Immersion Cooling Heat Rejection Capacity

Determine how much IT heat an immersion cooling system can remove by combining coolant flow, fluid properties, and the planned temperature rise.

Combined dielectric fluid flow rate through the immersion loop in litres per minute.
Bulk density of the immersion coolant at operating temperature.
Isobaric specific heat capacity of the coolant in kilojoules per kilogram-kelvin.
Allowable temperature increase between tank inlet and outlet.
Optional. Defaults to 95% when blank to reflect exchanger and piping losses.

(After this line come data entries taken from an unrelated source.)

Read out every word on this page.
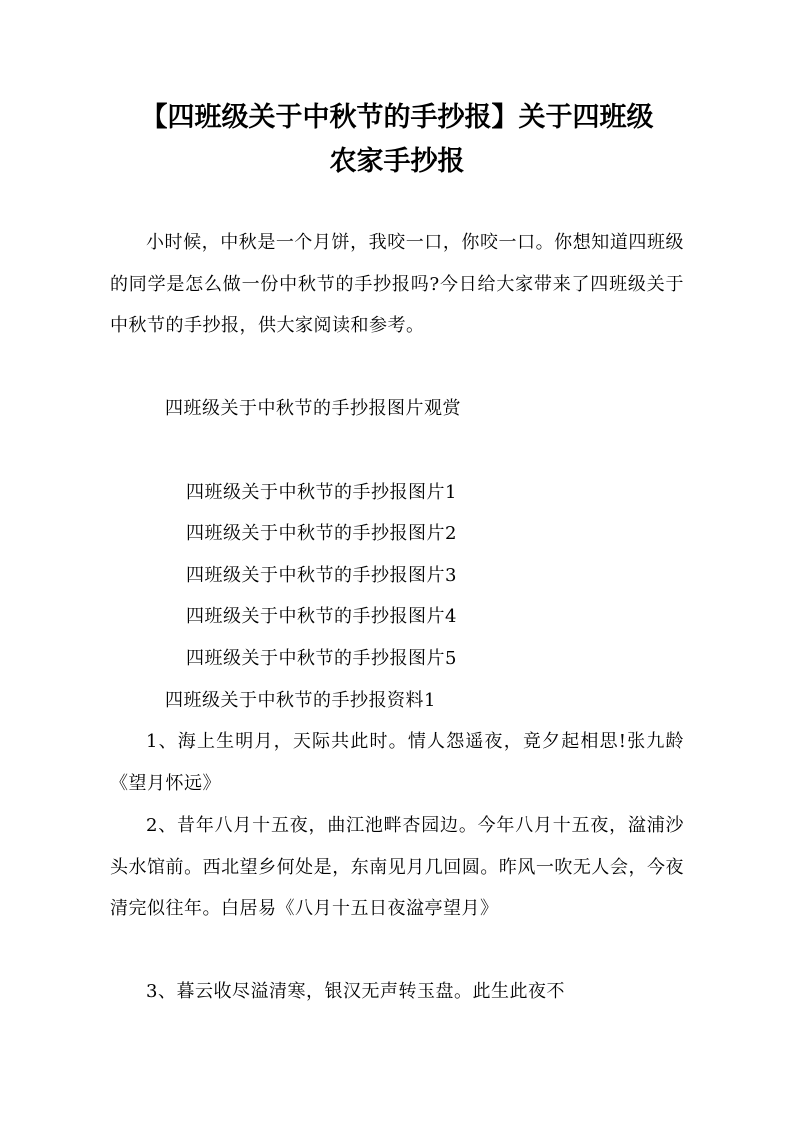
【四班级关于中秋节的手抄报】关于四班级
农家手抄报

小时候，中秋是一个月饼，我咬一口，你咬一口。你想知道四班级的同学是怎么做一份中秋节的手抄报吗?今日给大家带来了四班级关于中秋节的手抄报，供大家阅读和参考。

四班级关于中秋节的手抄报图片观赏

四班级关于中秋节的手抄报图片1

四班级关于中秋节的手抄报图片2

四班级关于中秋节的手抄报图片3

四班级关于中秋节的手抄报图片4

四班级关于中秋节的手抄报图片5

四班级关于中秋节的手抄报资料1

1、海上生明月，天际共此时。情人怨遥夜，竟夕起相思!张九龄《望月怀远》

2、昔年八月十五夜，曲江池畔杏园边。今年八月十五夜，湓浦沙头水馆前。西北望乡何处是，东南见月几回圆。昨风一吹无人会，今夜清完似往年。白居易《八月十五日夜湓亭望月》

3、暮云收尽溢清寒，银汉无声转玉盘。此生此夜不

Engineering planning aid—validate fluid property assumptions and exchanger performance with commissioning data before final design decisions.

Examples

  • 420 L/min flow, 1,650 kg/m^3 density, 1.70 kJ/kg·K specific heat, 7 °C rise, 95% effectiveness ⇒ Heat rejection capacity: 130.57 kW.
  • 180 L/min flow, 1,000 kg/m^3 density, 4.18 kJ/kg·K specific heat, 5 °C rise, effectiveness left blank ⇒ Heat rejection capacity: 59.56 kW.

FAQ

How should I choose the fluid density and specific heat inputs?

Use laboratory data or OEM datasheets at the operating temperature. Many hydrocarbon dielectric fluids sit between 1,650 and 1,800 kg/m^3 with specific heat near 1.6–1.9 kJ/kg·K.

What if the loop includes multiple tanks with different flows?

Aggregate the total effective flow rate across all tanks or compute each tank separately and sum their heat capacities before comparing with IT load.

Does the calculator include pump power penalties?

No. The result reflects thermal capacity only. Add pump power to your facility energy model when analysing efficiency or cost impacts.

Can I model staged heat exchangers with different effectiveness values?

Estimate a blended effectiveness by weighting each stage’s temperature approach by its share of the mass flow, or run the calculator for each stage and sum the delivered kW.

Additional Information

  • Result unit: kilowatts of thermal load the immersion loop can reject under the stated conditions.
  • Flow rate is converted from litres per minute to cubic metres per second before multiplying by density.
  • Effectiveness defaults to 95% to account for exchanger and distribution losses when left blank.